Baghdad   NNP        I-NP        I-LOC           I-PER

.              .             O            O                 O

If your output format is correct, you will see a message like this:

processed 7342 tokens with 817 phrases; found: 822 phrases; correct: 644.

accuracy: 96.30%; precision: 78.35%; recall: 78.82%; FB1: 78.58

LOC: precision: 81.92%; recall: 83.53%; FB1: 82.72 260

MISC: precision: 82.52%; recall: 76.58%; FB1: 79.44 103

ORG: precision: 75.45%; recall: 65.28%; FB1: 70.00 167

PER: precision: 75.34%; recall: 85.27%; FB1: 80.00 292


1.3 Deliverables

• Please include your code! However, you will not be specifically graded on it and your responses to the questions below should be clear enough to understand what you did.

• (2pt) Define the feature templates you used for implementing the structured perceptron classifier. Propose 3 additional feature templates that (1) will likely be useful for improving NER performance and (2) are not part of your implementation.

• (2pt) Write out the Viterbi decoding algorithm for the structured perceptron using one recursive equation.

• (2pts) Ablation Study: In Ablation studies, we remove a subset of features (i.e. a subset of feature templates) to understand how those features affect performance. Design your own ablation study and report how the performance varies with respect to both the dev set and the test set. Try no more than 4 feature vector variations, including your full model with complete feature set.

• (2pt) While BIO encoding is the most common, there are a number of other encoding schemes (https: //lingpipe-blog.com/2009/10/14/coding-chunkers-as-taggers-io-bio-bmewo-and-bmewo/) also used in practice. In fact, some studies have reported that IO encoding, which does not differentiate ‘B’ from ‘I’, often results in comparable (or even better) performance depending on the data and the task. Why might this be the case? Discuss the potential pros and cons of BIO and IO encoding schemes for NER.

• (2pt) Error analysis and discussion of results. Including and discussing specific error cases you found will be useful here!


1.4 Tips

• The accuracy will depend on the feature vector you design. As a point of reference, the accuracy of competitive systems on the full data should be in the range of 75% - 90% F1 and the accuracy on the reduced data will be in the range of 65%-80% F1. You can find performance of other systems in the CoNLL-2003 summary paper [3] or at the ACL wiki: http://www.aclweb.org/aclwiki/index.php? title=CONLL-2003_(State_of_the_art).

• Using too many features might make training very slow or cause over-fitting. You could limit the number of features by discarding features that occur less than k times in the training set, where typical choice of k could be somewhere between 3 - 5.

• Your feature vectors will be extremely high dimensional with mostly zero entries. Thus arrays shouldn’t be your choice of data structure.

• We don’t expect you to reach state-of-the-art performance, but you should make a reasonable effort to improve your model from a basic set of features. Your discussion and ablation study will be a great place to demonstrate this!


References

[1] Language-independent named entity recognition (ii). http://www.cnts.ua.ac.be/conll2003/ner/.

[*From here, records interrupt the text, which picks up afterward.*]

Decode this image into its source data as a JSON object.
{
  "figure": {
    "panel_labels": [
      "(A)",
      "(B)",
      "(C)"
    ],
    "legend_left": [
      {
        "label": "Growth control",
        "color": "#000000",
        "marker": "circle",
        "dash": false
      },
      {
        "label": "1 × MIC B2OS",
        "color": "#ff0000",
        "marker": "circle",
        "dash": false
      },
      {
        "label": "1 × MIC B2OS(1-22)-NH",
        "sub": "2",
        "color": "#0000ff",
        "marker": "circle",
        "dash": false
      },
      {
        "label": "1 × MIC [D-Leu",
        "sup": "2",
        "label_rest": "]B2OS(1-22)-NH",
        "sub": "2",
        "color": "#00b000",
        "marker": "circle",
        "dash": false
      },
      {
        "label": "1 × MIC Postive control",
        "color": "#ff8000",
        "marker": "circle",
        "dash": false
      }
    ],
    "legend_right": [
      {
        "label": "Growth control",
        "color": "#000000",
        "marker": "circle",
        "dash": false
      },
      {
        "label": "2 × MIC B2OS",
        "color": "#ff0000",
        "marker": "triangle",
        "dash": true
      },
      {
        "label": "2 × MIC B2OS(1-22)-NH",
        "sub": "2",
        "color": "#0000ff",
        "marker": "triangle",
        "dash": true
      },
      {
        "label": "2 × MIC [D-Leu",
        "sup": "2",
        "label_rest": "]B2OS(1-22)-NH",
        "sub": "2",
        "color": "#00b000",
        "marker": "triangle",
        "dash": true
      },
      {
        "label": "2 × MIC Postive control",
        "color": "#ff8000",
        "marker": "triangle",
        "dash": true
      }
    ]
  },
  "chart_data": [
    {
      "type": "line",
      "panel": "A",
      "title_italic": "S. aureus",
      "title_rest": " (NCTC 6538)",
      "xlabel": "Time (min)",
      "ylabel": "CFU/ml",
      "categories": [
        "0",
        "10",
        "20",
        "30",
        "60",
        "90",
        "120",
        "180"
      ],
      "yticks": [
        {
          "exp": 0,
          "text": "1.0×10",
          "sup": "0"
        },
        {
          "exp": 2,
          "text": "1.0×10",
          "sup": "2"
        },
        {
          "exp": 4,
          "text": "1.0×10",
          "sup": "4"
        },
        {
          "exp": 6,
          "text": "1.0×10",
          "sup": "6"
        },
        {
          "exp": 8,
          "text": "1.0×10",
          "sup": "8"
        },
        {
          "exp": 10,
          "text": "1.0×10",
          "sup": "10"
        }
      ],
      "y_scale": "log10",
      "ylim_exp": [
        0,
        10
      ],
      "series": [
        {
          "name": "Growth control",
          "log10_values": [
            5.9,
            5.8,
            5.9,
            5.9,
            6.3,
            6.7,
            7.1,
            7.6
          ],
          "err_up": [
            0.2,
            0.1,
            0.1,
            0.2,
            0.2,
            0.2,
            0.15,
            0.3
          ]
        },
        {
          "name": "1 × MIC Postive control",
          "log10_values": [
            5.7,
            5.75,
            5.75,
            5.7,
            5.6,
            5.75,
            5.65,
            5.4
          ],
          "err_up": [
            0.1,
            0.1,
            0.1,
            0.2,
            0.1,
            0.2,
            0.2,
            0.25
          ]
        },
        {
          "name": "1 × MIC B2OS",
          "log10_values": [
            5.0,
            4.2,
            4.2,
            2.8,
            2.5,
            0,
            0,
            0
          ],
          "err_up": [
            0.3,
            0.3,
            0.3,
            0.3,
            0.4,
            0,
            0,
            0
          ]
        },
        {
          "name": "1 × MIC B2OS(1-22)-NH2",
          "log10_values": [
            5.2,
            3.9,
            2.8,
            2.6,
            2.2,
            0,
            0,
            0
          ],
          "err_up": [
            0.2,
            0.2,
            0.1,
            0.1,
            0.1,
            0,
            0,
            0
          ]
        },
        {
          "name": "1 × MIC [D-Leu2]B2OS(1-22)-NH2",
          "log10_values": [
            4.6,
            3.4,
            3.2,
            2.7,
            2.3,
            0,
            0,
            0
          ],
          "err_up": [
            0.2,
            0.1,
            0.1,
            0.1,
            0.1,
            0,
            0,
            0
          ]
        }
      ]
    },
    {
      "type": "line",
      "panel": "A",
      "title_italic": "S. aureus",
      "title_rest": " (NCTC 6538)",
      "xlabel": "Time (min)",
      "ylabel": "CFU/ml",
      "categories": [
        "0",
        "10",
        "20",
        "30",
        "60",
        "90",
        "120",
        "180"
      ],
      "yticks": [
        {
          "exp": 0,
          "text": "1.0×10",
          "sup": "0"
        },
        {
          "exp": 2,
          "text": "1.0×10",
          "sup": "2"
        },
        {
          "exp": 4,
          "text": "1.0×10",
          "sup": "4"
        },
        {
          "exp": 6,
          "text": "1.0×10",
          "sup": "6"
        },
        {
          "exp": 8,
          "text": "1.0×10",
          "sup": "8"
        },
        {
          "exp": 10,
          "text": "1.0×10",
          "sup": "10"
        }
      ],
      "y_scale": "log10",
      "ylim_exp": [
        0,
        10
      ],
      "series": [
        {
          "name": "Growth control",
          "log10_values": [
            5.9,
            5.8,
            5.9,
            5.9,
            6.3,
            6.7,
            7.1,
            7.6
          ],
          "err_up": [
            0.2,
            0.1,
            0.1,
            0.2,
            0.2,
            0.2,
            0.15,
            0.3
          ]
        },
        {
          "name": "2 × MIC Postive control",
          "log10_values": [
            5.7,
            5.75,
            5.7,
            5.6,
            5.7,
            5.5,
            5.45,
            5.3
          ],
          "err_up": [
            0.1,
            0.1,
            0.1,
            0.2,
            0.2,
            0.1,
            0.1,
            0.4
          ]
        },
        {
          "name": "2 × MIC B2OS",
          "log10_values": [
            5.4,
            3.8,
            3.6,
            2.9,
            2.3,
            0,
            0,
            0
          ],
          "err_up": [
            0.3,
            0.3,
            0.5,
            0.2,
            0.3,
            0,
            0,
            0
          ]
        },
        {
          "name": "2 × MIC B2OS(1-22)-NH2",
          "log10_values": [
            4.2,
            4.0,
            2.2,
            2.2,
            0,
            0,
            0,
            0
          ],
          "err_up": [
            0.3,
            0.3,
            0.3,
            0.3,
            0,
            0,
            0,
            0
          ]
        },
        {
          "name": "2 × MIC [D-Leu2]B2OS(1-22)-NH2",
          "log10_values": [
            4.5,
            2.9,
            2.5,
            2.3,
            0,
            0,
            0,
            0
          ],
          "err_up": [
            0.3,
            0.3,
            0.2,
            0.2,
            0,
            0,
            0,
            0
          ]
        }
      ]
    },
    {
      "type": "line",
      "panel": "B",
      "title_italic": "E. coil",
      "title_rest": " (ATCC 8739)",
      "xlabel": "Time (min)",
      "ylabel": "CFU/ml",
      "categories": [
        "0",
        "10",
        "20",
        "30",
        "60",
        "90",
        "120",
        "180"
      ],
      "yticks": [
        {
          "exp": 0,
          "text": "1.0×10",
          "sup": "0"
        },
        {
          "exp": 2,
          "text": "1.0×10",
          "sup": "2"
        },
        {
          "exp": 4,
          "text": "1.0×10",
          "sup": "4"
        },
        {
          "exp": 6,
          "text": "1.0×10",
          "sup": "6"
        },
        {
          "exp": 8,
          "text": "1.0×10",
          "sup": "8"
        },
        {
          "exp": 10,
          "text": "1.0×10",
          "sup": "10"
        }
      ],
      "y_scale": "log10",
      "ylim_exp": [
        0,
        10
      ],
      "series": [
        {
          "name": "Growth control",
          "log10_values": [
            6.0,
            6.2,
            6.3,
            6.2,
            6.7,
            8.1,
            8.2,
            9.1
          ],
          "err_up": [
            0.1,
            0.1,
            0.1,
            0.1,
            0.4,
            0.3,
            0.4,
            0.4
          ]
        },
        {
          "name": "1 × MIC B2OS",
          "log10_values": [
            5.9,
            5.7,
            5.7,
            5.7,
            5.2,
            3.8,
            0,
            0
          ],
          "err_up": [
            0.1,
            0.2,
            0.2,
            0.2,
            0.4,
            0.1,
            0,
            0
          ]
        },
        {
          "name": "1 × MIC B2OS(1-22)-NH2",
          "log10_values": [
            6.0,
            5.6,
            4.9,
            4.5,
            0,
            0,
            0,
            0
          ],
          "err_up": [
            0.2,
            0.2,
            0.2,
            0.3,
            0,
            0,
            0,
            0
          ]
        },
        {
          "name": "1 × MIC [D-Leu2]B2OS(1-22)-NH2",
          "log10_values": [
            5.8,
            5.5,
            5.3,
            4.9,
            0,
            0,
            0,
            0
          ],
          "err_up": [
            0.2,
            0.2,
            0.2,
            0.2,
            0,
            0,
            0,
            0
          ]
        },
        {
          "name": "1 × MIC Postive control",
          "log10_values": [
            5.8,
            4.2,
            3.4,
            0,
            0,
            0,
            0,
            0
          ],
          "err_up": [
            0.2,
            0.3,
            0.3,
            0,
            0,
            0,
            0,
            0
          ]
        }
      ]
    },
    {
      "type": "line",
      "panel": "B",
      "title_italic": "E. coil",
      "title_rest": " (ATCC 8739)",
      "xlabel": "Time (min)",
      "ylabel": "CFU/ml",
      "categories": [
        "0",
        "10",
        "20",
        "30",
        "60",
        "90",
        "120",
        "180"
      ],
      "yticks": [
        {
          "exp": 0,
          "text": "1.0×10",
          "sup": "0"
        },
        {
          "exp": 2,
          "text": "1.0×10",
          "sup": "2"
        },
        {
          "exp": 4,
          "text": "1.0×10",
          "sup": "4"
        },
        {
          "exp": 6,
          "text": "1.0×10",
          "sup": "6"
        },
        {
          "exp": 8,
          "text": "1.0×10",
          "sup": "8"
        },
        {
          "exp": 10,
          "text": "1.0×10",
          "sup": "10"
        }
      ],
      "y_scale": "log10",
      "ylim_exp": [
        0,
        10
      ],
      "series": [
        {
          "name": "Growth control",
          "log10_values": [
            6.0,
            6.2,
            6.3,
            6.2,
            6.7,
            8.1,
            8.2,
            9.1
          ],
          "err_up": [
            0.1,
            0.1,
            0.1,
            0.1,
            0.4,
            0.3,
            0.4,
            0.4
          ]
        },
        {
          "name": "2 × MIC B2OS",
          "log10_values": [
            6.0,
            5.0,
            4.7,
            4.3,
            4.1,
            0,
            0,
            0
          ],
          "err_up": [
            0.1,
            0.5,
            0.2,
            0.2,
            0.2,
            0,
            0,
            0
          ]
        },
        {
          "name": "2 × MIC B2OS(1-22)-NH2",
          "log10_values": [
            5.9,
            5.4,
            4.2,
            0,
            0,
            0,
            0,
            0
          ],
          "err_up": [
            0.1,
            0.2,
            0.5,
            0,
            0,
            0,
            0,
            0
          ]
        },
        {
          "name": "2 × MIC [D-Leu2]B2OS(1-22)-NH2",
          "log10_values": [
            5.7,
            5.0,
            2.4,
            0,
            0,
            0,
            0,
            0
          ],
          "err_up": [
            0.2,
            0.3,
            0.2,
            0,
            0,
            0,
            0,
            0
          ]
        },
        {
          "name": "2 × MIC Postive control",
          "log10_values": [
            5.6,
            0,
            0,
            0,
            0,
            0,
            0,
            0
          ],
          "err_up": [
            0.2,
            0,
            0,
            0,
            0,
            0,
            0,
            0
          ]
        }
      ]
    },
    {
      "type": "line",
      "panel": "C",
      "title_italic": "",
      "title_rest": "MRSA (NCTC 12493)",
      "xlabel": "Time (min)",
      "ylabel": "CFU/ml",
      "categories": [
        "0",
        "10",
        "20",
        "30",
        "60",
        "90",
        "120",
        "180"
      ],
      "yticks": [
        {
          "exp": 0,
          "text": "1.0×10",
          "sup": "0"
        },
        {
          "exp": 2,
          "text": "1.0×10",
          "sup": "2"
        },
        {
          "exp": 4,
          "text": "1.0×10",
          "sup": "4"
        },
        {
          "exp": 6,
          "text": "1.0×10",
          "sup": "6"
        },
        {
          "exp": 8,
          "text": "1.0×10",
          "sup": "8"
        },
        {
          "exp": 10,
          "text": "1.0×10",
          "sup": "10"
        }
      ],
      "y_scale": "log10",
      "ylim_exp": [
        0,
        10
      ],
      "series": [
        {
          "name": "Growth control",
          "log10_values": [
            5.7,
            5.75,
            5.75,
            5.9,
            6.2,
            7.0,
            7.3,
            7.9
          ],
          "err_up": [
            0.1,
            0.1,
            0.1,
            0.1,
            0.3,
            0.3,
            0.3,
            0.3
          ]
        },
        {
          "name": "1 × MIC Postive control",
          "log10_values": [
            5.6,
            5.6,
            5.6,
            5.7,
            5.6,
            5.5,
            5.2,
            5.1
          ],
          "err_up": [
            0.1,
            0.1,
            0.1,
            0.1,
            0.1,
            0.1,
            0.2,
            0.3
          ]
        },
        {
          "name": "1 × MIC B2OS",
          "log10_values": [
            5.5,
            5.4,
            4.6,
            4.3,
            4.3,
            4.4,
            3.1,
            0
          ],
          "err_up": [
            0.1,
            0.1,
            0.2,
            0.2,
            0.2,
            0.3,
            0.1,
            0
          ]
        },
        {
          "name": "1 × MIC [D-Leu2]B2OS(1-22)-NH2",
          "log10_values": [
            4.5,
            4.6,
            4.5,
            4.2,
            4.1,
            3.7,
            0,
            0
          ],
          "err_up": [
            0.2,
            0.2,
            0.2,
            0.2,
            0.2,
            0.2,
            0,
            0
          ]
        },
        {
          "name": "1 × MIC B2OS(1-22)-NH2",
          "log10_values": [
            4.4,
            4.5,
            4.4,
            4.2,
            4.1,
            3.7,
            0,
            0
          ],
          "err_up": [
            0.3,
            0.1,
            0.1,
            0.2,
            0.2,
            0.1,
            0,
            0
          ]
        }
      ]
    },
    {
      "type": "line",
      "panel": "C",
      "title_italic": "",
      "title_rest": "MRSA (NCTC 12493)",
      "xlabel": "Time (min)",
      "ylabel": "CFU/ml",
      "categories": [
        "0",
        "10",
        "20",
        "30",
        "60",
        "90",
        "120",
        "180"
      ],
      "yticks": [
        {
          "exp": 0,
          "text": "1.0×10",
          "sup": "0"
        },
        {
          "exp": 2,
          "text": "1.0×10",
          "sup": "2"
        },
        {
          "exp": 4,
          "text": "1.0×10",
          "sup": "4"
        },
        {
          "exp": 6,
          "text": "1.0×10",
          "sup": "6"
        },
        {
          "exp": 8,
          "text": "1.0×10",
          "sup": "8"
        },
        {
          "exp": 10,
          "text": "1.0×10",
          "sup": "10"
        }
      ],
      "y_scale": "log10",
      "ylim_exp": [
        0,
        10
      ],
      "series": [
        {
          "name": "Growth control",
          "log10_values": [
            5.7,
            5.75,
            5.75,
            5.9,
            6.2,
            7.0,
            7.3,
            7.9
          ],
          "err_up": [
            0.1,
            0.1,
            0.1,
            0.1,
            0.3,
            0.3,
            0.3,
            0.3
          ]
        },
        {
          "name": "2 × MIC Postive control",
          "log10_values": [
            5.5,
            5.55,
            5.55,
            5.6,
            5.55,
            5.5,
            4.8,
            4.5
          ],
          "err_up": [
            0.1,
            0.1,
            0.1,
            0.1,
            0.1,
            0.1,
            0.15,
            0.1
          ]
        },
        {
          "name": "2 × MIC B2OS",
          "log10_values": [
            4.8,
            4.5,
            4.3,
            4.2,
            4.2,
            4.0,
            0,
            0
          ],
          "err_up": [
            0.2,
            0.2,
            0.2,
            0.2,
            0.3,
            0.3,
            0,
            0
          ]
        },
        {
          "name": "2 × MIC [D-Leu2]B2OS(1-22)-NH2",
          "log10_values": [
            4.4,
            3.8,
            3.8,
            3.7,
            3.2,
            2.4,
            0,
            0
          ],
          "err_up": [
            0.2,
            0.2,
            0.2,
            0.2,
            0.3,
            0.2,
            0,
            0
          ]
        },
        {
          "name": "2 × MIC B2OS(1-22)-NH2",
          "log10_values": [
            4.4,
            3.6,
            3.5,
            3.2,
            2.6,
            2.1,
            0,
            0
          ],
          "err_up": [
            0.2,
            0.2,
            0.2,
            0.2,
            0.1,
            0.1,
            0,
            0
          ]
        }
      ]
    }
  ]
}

[2] Michael Collins. Discriminative training methods for hidden markov models: Theory and experiments with perceptron algorithms. In Proceedings of the ACL-02 conference on Empirical methods in natural language processing-Volume 10, pages 1–8. Association for Computational Linguistics, 2002.

[3] Erik F Tjong Kim Sang and Fien De Meulder. Introduction to the conll-2003 shared task: Language-independent named entity recognition. In Proceedings of the seventh conference on Natural language learning at HLT-NAACL 2003-Volume 4, pages 142–147. Association for Computational Linguistics, 2003.

[4] Maksim Tkachenko and Andrey Simanovsky. Named entity recognition: Exploring features. 2012.